Los dos jóvenes les pidieron a sus damas que si podrían tener el gusto y Mary Jane se volvió a Miss Daly:

—Oh, Miss Daly, fue usted tan condescendiente al tocar las dos últimas piezas, pero, realmente, estamos tan cortas de mujeres esta noche…

—No me molesta en lo más mínimo, Miss Morkan.

—Pero le tengo un compañero muy agradable, Mr. Bartell D'Arcy, el tenor. Después voy a ver si canta. Dublín entero está loco por él.

—¡Bella voz, bella voz! —dijo la tía Kate.

Cuando el piano comenzaba por segunda vez el preludio de la primera figura, Mary Jane sacó a sus reclutas del salón rápidamente. No acababan de salir cuando entró al cuarto Julia, lentamente, mirando hacia atrás por algo.

—¿Qué pasa, Julia? —preguntó tía Kate, ansiosa—. ¿Quién es?

Julia, que cargaba una pila de servilletas, se volvió a su hermana y dijo, simplemente, como si la pregunta la sorprendiera:

—No es más que Freddy, Kate, y Gabriel que viene con él.

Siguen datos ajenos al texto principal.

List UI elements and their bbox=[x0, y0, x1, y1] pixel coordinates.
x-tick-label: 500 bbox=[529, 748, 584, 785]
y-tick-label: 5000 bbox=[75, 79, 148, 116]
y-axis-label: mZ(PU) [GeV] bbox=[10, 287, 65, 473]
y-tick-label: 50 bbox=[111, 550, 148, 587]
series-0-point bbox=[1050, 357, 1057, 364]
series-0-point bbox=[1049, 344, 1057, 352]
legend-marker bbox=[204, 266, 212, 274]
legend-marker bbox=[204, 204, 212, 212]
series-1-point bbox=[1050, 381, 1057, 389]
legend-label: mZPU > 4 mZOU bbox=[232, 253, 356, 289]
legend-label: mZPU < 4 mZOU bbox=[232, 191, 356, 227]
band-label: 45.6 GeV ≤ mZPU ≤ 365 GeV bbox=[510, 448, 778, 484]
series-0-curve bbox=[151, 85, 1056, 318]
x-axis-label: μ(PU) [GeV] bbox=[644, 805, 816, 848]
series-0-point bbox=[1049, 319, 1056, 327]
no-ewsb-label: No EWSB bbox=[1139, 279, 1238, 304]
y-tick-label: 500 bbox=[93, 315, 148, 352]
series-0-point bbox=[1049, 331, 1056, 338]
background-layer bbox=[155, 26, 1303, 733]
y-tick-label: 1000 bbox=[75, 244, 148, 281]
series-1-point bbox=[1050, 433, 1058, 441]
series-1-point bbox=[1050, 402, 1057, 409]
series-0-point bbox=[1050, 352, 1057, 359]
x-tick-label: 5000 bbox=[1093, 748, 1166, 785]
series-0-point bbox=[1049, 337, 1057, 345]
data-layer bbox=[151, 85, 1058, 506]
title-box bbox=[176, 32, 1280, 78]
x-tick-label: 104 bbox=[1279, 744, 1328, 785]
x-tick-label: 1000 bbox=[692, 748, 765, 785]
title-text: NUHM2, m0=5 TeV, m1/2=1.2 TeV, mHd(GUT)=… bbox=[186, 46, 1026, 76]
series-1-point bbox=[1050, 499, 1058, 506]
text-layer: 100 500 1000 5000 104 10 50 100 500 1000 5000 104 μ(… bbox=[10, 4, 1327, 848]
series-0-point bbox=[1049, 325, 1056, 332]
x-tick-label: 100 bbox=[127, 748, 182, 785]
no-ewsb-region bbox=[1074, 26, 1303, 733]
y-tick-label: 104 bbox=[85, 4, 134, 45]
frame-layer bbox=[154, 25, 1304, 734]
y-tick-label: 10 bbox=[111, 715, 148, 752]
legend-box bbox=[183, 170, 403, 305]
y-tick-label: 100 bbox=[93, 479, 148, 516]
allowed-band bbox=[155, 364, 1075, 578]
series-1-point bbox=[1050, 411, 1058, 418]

De hecho detrás de ella se podía ver a Gabriel piloteando a Freddy Malins por el rellano de la escalera. El último, que tenía unos cuarenta años, era de la misma estatura y del mismo peso de Gabriel, pero de hombros caídos. Su cara era mofletuda y pálida, con toques de color sólo en los colgantes lóbulos de las orejas y en las anchas aletas nasales. Tenía facciones toscas, nariz roma, frente convexa y alta y labios hinchados y protuberantes. Los ojos de párpados pesados y el desorden de su escaso pelo le hacían parecer soñoliento. Se reía con ganas de un cuento que le venía haciendo a Gabriel por la escalera, al mismo tiempo que se frotaba un ojo con los nudillos del puño izquierdo.

—Buenas noches, Freddy —dijo tía Julia.

Freddy Malins dio las buenas noches a las señoritas Morkan de una manera que pareció desdeñosa a causa del tono habitual de su voz y luego, viendo que Mr. Browne le sonreía desde el aparador, cruzó el cuarto con paso vacilante y empezó de nuevo el cuento que acababa de hacerle a Gabriel.

—No se ve tan mal, ¿no es verdad? —dijo la tía Kate a Gabriel.

Las cejas de Gabriel venían fruncidas, pero las despejó enseguida para responder:

—Oh, no, ni se le nota.

—¡Es un terrible! —dijo ella—. Y su pobre madre que lo obligó a hacer una promesa el Fin de Año. Pero, por qué no pasamos al salón, Gabriel.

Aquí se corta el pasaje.